If you want to waste an entire page to state that you can use Nigiri as a tie breaker that's fine. I think there is no reason then not to augment the page with some interesting content. Strange suggestions, such as the dipped hand can contain odd stones more often, are probably not needed though I think.
Robert Jasiek: Guessing odd is better. The number of stones in one's hand is finite and the smallest possible number, one, is odd. Therefore on average an odd number occurs more frequently than an even number.
Herman Hiddema: I recently saw a player grab zero stones. He reached into his bowl, seemed to grab a handful, but did not actually take any stones. His opponent wrongly guessed odd (he had heard you should always guess odd, due to the reason you give above). :-)
MrTenuki: Robert-- since you're the rules expert, would you mind about giving a more formal mathematical proof for that? I'm asking because it seems to me that the logic of pairing up the numbers and leaving 1 as the odd one out only works for a non-infinite list. On the other hand, if there is proof that the maximum capacity of Go stones that an average person can fit in one palm is odd (and that 0 stones is not allowed), then your conclusion might be correct assuming that we have a uniform distribution of all possibilities.

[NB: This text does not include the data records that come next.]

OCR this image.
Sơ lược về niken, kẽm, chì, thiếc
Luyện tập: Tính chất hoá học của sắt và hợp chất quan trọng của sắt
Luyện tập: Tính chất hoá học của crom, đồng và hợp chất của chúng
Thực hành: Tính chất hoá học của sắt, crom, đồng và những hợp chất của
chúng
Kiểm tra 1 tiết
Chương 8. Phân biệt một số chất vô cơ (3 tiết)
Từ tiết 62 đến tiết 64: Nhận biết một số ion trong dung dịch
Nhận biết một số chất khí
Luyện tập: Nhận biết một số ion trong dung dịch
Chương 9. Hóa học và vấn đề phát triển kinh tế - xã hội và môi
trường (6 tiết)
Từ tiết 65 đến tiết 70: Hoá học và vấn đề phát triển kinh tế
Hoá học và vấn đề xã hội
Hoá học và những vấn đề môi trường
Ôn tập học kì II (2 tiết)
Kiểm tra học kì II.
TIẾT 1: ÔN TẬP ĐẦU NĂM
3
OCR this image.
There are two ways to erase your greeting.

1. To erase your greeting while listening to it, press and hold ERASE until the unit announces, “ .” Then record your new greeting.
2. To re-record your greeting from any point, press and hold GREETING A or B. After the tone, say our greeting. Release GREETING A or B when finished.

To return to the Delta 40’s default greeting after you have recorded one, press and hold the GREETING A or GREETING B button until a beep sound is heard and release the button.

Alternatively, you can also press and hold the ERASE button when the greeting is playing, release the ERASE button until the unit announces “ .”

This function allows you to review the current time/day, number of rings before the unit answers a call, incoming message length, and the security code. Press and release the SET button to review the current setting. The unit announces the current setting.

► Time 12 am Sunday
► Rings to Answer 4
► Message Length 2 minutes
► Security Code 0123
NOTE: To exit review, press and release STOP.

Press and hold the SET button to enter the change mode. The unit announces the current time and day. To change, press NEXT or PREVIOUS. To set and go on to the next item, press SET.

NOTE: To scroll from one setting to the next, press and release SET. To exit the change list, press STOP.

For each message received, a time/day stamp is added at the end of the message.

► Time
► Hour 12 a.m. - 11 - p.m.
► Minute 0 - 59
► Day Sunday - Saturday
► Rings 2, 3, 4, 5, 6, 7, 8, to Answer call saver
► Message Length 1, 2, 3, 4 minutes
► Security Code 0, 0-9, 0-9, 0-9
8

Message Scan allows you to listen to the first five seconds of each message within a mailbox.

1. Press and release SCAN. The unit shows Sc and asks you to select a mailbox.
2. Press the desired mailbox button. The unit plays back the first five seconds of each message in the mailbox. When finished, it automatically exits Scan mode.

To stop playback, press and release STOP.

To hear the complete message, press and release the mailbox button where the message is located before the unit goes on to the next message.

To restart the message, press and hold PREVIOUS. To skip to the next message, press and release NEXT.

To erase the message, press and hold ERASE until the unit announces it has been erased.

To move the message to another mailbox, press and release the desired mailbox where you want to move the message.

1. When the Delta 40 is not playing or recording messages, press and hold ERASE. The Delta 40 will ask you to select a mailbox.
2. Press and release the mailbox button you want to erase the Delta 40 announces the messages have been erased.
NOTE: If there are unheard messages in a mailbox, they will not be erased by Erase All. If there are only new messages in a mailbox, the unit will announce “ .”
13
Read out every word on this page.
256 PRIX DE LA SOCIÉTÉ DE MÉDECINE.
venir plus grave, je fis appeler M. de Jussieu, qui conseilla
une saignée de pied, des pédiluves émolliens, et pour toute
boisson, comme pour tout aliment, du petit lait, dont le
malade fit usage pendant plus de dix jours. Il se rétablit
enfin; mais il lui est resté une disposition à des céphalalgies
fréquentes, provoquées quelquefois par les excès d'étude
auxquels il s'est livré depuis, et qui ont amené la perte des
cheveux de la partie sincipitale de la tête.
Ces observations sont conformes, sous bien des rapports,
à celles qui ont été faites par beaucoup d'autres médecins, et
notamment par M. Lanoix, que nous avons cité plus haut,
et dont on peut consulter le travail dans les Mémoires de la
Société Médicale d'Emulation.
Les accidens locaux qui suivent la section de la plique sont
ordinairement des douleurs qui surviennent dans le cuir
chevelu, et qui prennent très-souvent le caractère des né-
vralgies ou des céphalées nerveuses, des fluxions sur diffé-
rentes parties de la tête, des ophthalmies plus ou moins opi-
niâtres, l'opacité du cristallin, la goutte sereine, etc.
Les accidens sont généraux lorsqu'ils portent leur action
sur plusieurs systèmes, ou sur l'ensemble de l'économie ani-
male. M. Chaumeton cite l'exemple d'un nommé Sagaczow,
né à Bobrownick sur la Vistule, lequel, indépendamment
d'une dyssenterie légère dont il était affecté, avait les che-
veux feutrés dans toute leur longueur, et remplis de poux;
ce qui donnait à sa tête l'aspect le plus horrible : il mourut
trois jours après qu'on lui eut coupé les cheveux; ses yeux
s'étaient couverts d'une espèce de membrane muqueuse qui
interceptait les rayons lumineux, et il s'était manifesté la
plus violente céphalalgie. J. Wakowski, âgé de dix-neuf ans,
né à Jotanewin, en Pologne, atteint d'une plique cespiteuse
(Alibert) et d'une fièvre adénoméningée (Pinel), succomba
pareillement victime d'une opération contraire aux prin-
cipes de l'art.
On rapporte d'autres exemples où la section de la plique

Herman: If i generate a uniformly distributed number in the range 1..X, where X is the maximum number of stones that will fit in a players hand, then if X is even I have a 50-50 chance of getting even/odd. If X is odd then I have a slightly higher chance of getting odd. Since X depends on the player's hand size, it has a 50% chance of being odd, hence over many games a choice of odd would have a slightly bigger chance. Of course, in practice the distribution is unlikely to be uniform. It is probably a different statistical distribution. The only way to know would be to gather data, have a large test group grab hands of stones and count them.